John offers concert performances from 30 minutes to 2 hours in length for a wide variety of settings and audiences. Some of his favorites include music festivals, outdoor concert series (botanical gardens, arboretums, library/courthouse lawns, etc.), and intimate listening room/house concerts. John uses acoustic instruments and distinctive vocals and song-craft, along with his unique dry and sometimes absurdist sense of humor to create an interesting and entertaining performance for humans of all ages, plus the occasional dog, goat, or pet tarantula. Sound equipment can be provided by the host, or John can provide his own PA for small to medium spaces, up to around 100 people.
$500-750. Fees are variable based on performance time, sound equipment requirements, etc. Additional fees may be required for travel. When lodging is needed, the host may only need to provide a quiet parking space.
John enjoys offering instrument and songwriting workshops for beginning and intermediate level instrumentalists for mandolin, clawhammer banjo, or flat-pick guitar. He includes thoughts on technique, practice, creativity and improvisation, as well as a more general philosophical theory of music as a form of expression and life-beautification.
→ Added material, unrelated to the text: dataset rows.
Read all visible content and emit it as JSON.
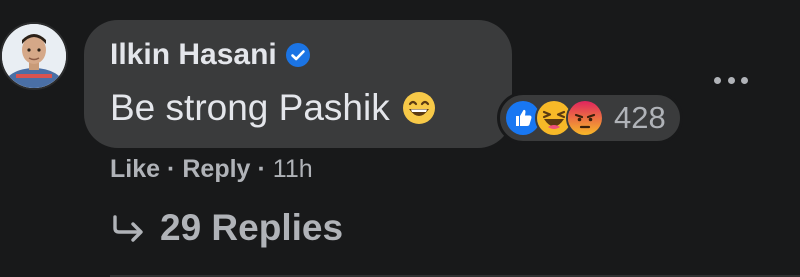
{
  "comment": {
    "author": "Ilkin Hasani",
    "verified": true,
    "text": "Be strong Pashik",
    "text_emoji": "grinning-smiling-eyes-emoji"
  },
  "reactions": {
    "types": [
      "like-reaction-icon",
      "haha-reaction-icon",
      "angry-reaction-icon"
    ],
    "count": "428"
  },
  "actions": {
    "like_label": "Like",
    "separator": "·",
    "reply_label": "Reply",
    "timestamp": "11h"
  },
  "replies": {
    "label": "29 Replies"
  },
  "colors": {
    "background": "#18191a",
    "bubble": "#3a3b3c",
    "primary_text": "#e4e6eb",
    "secondary_text": "#b0b3b8",
    "like_blue": "#1877f2",
    "verified_blue": "#1b74e4",
    "haha_yellow": "#f7b928",
    "angry_red": "#e9710f"
  }
}
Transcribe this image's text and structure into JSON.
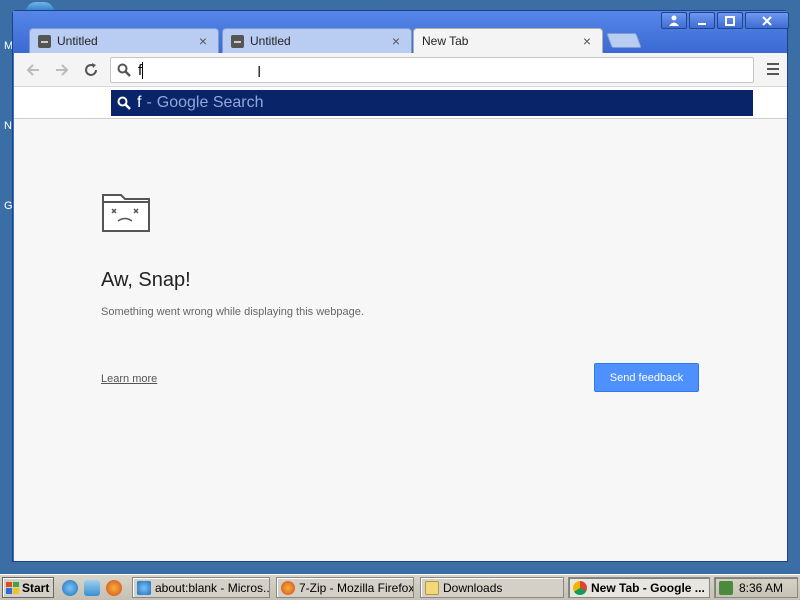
{
  "desktop": {
    "letters": [
      "M",
      "N",
      "G"
    ]
  },
  "window": {
    "controls": {
      "user_icon": "user-icon",
      "minimize_icon": "minimize-icon",
      "maximize_icon": "maximize-icon",
      "close_icon": "close-icon"
    }
  },
  "tabs": [
    {
      "label": "Untitled",
      "close": "×",
      "active": false
    },
    {
      "label": "Untitled",
      "close": "×",
      "active": false
    },
    {
      "label": "New Tab",
      "close": "×",
      "active": true
    }
  ],
  "omnibox": {
    "value": "f",
    "cursor_glyph": "I"
  },
  "suggestion": {
    "query": "f",
    "separator": "-",
    "engine": "Google Search"
  },
  "error_page": {
    "title": "Aw, Snap!",
    "message": "Something went wrong while displaying this webpage.",
    "learn_more": "Learn more",
    "feedback_button": "Send feedback"
  },
  "taskbar": {
    "start_label": "Start",
    "buttons": [
      {
        "label": "about:blank - Micros..."
      },
      {
        "label": "7-Zip - Mozilla Firefox"
      },
      {
        "label": "Downloads"
      },
      {
        "label": "New Tab - Google ..."
      }
    ],
    "clock": "8:36 AM"
  },
  "colors": {
    "suggestion_highlight": "#0a246a",
    "feedback_button": "#4d90fe",
    "title_bar": "#3f6fd0"
  }
}
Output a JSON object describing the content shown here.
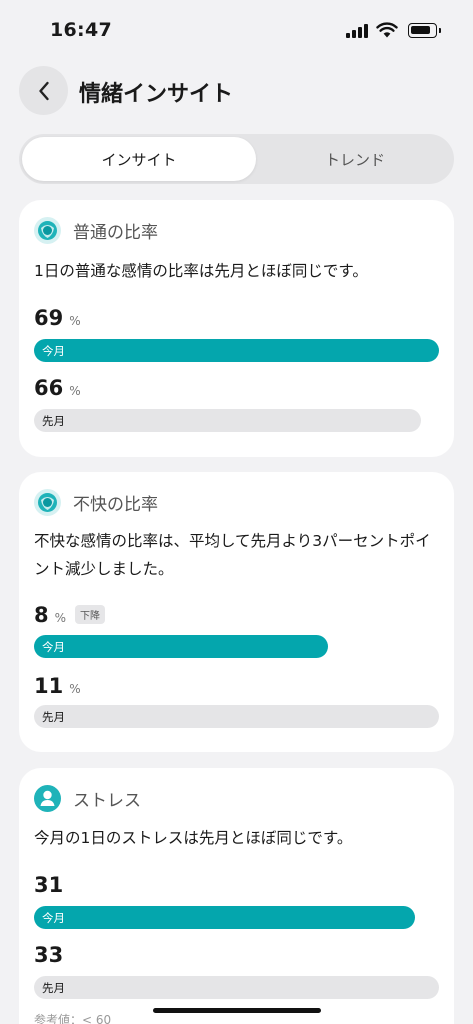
{
  "status_bar": {
    "time": "16:47"
  },
  "header": {
    "title": "情緒インサイト"
  },
  "tabs": [
    {
      "label": "インサイト",
      "active": true
    },
    {
      "label": "トレンド",
      "active": false
    }
  ],
  "accent_color": "#04a6ad",
  "cards": [
    {
      "title": "普通の比率",
      "icon": "emotion-ring-icon",
      "description": "1日の普通な感情の比率は先月とほぼ同じです。",
      "current": {
        "value": "69",
        "unit": "%",
        "label": "今月",
        "fraction": 1.0
      },
      "previous": {
        "value": "66",
        "unit": "%",
        "label": "先月",
        "fraction": 0.956
      }
    },
    {
      "title": "不快の比率",
      "icon": "emotion-ring-icon",
      "description": "不快な感情の比率は、平均して先月より3パーセントポイント減少しました。",
      "current": {
        "value": "8",
        "unit": "%",
        "label": "今月",
        "badge": "下降",
        "fraction": 0.727
      },
      "previous": {
        "value": "11",
        "unit": "%",
        "label": "先月",
        "fraction": 1.0
      }
    },
    {
      "title": "ストレス",
      "icon": "person-stress-icon",
      "description": "今月の1日のストレスは先月とほぼ同じです。",
      "current": {
        "value": "31",
        "label": "今月",
        "fraction": 0.94
      },
      "previous": {
        "value": "33",
        "label": "先月",
        "fraction": 1.0
      },
      "reference": "参考値：< 60"
    }
  ]
}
John can also offer “How to Figure Out Just About Anything,” broadly speaking about the role that creative exploration can play in life. This can vary depending on audience need, venue, and the event. Examples of what this can include are thoughts and tips on songwriting and other creative writing, shared stories of ways John has applied creativity to specific life challenges, benefits to giving yourself the space to explore, and encouragement to enable audience members to take creative agency in their own lives.
After building his own wood burning rocket stoves to heat his home, as well as for outdoor cooking, John is excited to share his experience and willingness to experiment with audiences in a hands-on workshop about rocket stoves, and wood-heating in general. An indoor space with a projector will be needed for the first instructional portion, then an outdoor space for assembling a rocket stove core for the final part of the workshop. Participants will learn the basics of how a rocket stove works, and have the hands-on experience of putting one together and firing it up. This workshop can take an hour or two, depending on the needs of the host.
**An extra bit of explanation from John: A lot of my music is centered around the idea of personal agency, trying to do things at a high level, and being thoughtful about our place in the world. I’m a highly independent guy (sometimes to a fault) and get a lot of satisfaction out of building things myself, especially out of hyper local materials, the creativity involved in reusing things in unconventional ways, or building with natural materials, when nothing is straight or square.
I can point to some message out of most of the songs I’ve written that relates back to that core idea of agency and independence in some way. Building rocket stoves have been an outlet for that interest, but I also firmly believe they could really change the world. These stoves produce a huge amount of harvestable heat from a small amount of wood by burning it super-efficiently, and because of their nature they are well suited to burning lighter woods that tend to be invasive, at least in my part of the state, and they’re relatively easy to build at a very small monetary cost.
Much of my writing points back to this idea of trying to be intentional about how we fit into the natural world, and trying to be rigorous about how we engage with our interior worlds. I’m certainly no expert at either, but there are many avenues to open that same conversation. Music is one, stove building is another.